The Jays World Series win sparked 'pandemonium' in Toronto. Could the Raptors do the same?
500,000 people celebrated in the streets of Toronto after the Jays 1992 victory
It was Oct. 24, 1992 and reliever Mike Timlin's throw to Joe Carter over at first base in the 11th inning would mark the final out of the 1992 World Series.
It was also a significant moment in baseball history, as the Toronto Blue Jays clinched the series over the Atlanta Braves and became the first Canadian team to win the coveted championship.
It sent the more than 45,000 frenzied fans, who had packed the SkyDome (now the Rogers Centre) to watch the away game on the giant screen, out onto the streets of downtown Toronto, where they were joined by thousands more, taking over Yonge Street, waving flags, honking horns, screaming and cheering.
At the end, it was estimated that nearly a half-million people took part in the euphoric celebration.
"It was pandemonium," said retired journalist Allen Garr, who was tasked to report on the downtown celebrations for the CBC. "I couldn't hear myself speak."
And now, more than a quarter of a century later, the Toronto Raptors are looking to land themselves in a similar situation, trying to make their own history by becoming the first Canadian team to win an NBA championship.
But would such a victory match the hysteria of '92?
'Embody the whole country'
"When you compare these two phenomena, I think that a Raptors NBA victory would be equally as big as a Jays World Series win in '92," said CBC Sports broadcaster and writer Scott Russell.
"I would say it's sort of characteristic of how we see team sport in Canada. We get behind whatever big team it is that's performing and comes to embody the whole country."
The City of Toronto is certainly preparing for possible celebrations should the Raptors best the Golden State Warriors in the NBA Finals, a team that's taken three of the past four championships.
In an email to CBC News, spokesperson Erin George said the city was working with Maple Leaf Sports and Entertainment, the Toronto Police Service, the Toronto Transit Commission and other partners to co-ordinate crowd management plans for the finals.
A victory would mean that the Raptors would also become the first Canadian team to win a championship in any one of the four major North American professional sports leagues since the Jays repeated their World Series win in 1993 — the same year the Montreal Canadiens took the Stanley Cup.
Michael Thompson, a Toronto city councillor, said he believes a Raptors win would be as equally as important as the Blue Jays World Series victory, but that it would likely spark a larger celebration.
"I think today, with respect to the Raptors, the city is overly excited and overwhelmed," he said. "I think we'll be well ahead of that 500,000. I think it'll be closer to the million mark, [people] getting out and wanting to celebrate the Raptors win."
"There's a lot of people who love and die for baseball, and I get that, I appreciate that," said Thompson. "Basketball is a game that more people can play. There's more of a connection and this Raptors team has essentially brought the whole country together."
Back in 1992, the Jays certainly had become a source of national pride.
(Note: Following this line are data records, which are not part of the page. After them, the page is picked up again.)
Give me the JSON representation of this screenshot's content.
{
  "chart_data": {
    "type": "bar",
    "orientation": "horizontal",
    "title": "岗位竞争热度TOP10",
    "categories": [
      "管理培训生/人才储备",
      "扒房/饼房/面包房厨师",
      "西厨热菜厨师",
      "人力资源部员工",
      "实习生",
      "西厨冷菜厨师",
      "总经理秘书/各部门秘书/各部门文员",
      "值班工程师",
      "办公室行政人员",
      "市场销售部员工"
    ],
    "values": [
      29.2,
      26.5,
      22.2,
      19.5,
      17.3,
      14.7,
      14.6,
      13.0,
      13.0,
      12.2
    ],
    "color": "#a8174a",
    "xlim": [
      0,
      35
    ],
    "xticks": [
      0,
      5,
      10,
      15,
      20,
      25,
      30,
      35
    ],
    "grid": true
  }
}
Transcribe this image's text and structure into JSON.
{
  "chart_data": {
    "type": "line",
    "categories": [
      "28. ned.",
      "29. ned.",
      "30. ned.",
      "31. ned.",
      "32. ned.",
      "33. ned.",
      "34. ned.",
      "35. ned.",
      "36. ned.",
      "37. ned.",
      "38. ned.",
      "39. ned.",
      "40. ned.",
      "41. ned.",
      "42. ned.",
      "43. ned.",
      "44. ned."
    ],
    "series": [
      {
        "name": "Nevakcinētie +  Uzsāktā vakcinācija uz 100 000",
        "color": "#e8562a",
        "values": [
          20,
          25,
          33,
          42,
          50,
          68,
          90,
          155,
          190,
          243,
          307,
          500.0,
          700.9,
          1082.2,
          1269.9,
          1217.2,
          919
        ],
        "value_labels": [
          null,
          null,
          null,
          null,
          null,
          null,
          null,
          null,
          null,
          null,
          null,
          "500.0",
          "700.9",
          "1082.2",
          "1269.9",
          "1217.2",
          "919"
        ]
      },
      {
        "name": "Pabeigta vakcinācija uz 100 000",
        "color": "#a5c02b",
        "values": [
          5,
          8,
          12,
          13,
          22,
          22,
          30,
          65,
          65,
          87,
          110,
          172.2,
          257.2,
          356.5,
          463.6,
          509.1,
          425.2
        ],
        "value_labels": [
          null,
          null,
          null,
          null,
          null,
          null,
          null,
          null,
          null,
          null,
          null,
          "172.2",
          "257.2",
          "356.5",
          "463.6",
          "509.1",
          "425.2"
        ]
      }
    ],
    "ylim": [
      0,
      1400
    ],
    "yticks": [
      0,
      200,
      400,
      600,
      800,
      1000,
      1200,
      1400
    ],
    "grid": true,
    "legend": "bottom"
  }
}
Following the victory, then prime minister Brian Mulroney relayed a message to the team, saying, "You have united a nation behind you, capturing the imagination of Canadians from coast to coast."
'This is their sport'
Over the years, however, the demographics in the Greater Toronto Area have changed, with many new Canadians coming to the region with a bigger appreciation for basketball, said Malcolm Kelly, co-ordinator of the post-graduate sports journalism program at Centennial College.
"This is their sport. And this is a humongous deal for them," he said.
Raptors fever has certainly spread across the country. But while some Jurassic Park spinoffs have cropped up across the country, the official public viewing parties of the games are mostly concentrated in Ontario and the GTA. And a recent Angus Reid Institute poll found that close to equal numbers of Canadians say the Raptors are Canada's team (47 per cent) and Toronto's team (45 per cent).
Bob McCown, the host of Prime Time Sports on the Fan 590 and Sportsnet, said he doesn't believe the Raptors have the national appeal that the '92 Jays had — and the team still has to this day.
"That Blue Jay fan base exists today. If you go to Seattle when the Blue Jays are there, half the building is Vancouver people," he said.
Still, McCown said Toronto could see a bigger celebration on the city's streets if the Raptors win the series.
"The only difference is the Raptors fan base tends to be younger than the baseball fan base, so I think it will be more out of control," he said.
As for Toronto Mayor John Tory, he wouldn't say whether a potential Raptors win would be bigger than the Jays victory.
"Any time we win a championship, it's big news and it's a great accomplishment for the city," he said. "And it brings joy to the hearts of fans of all different sports.